Les moyens pour s’adapter au changement climatique sont largement insuffisants, alerte l’ONU
Alors que 2024 sera très certainement l’année la plus chaude de l’histoire, et aura, pour la toute première fois dépassé 1,5°C de réchauffement moyen, annonce ce jeudi l’agence européenne Copernicus, l’ONU alerte sur le manque de moyens dédiés à l’adaptation aux effets, souvent meurtriers, du changement climatique partout sur la planète. La COP29 qui s’ouvre lundi en Azerbaïdjan se veut une étape décisive pour la finance climatique.

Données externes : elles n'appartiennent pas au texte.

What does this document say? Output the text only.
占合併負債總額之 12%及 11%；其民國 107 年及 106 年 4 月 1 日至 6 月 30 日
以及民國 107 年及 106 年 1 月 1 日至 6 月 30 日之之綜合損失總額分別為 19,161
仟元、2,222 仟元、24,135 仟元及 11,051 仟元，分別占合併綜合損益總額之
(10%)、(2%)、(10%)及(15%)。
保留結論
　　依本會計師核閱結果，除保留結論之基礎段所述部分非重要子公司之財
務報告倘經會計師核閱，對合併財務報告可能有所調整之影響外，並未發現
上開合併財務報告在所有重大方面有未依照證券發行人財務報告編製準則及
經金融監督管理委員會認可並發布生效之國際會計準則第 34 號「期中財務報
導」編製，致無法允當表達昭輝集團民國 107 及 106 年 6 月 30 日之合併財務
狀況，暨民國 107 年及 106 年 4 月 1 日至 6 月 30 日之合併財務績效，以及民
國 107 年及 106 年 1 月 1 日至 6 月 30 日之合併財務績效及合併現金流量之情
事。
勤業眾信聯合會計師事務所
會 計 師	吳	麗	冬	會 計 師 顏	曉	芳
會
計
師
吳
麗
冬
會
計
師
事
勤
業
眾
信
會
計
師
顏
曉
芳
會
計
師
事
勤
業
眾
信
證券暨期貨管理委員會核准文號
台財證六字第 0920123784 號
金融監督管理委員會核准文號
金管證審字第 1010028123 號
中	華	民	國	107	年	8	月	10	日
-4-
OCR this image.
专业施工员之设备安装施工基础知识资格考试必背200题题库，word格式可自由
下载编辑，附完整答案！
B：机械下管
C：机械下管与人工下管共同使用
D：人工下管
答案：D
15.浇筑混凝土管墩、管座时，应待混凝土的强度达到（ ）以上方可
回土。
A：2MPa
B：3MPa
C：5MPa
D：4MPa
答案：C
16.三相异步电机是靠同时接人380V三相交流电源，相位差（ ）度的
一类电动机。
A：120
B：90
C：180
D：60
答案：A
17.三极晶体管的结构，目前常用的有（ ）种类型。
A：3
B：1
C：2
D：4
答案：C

Par :Géraud Bosman-Delzons RFI
Après son rapport annuel sur le fossé des émissions mondiales la semaine dernière – l’Emission Gap Report, qui mesure le fossé, béant, entre les émissions actuelles et ce qu’elles devraient être –, le Programme des Nations unies pour l’environnement (PNUE) publie ce jeudi 7 novembre celui sur l’adaptation. Ce document indique l’écart qu’il y a, sur le plan financier notamment, entre les besoins nécessaires et ceux actuellement consacrés pour que les pays puissent affronter les effets du changement climatique. Les ravages causés par les pluies et les inondations cataclysmiques à Valence en sont le dernier exemple en date. Pour de multiples raisons, la ville n’était pas prête à supporter de telles masses d’eau, bien qu’habituées ces phénomènes soudains. De par le monde, les effets du réchauffement vont se poursuivre, même dans les scénarios les plus favorables. Dans le processus mondial de la lutte pour un climat supportable, le pilier de l’adaptation est donc tout aussi crucial que celui sur l’atténuation – les moyens dévolus pour faire baisser les émissions. Mais il est pour l’instant le moins bien pourvu.
Un fossé financier à combler
Comme pour les émissions, ce fossé, s’il se réduit, reste béant. Le financement public mondial pour l’adaptation est passé de 22 milliards de dollars en 2021 à 28 milliards en 2022 – en mai dernier, l’OCDE avait communiqué un chiffre voisin de 32,4 milliards de financement public consacré en 2022 à l’adaptation, soit trois fois plus qu’en 2016. 6 milliards de plus, c’est certes la plus forte augmentation depuis la signature de l’Accord de Paris en 2015. Mais, à la COP26 (Glasgow, 2021), les Etats s’étaient engagés à doubler ce montant d’ici à 2025 pour atteindre 40 milliards de dollars par an.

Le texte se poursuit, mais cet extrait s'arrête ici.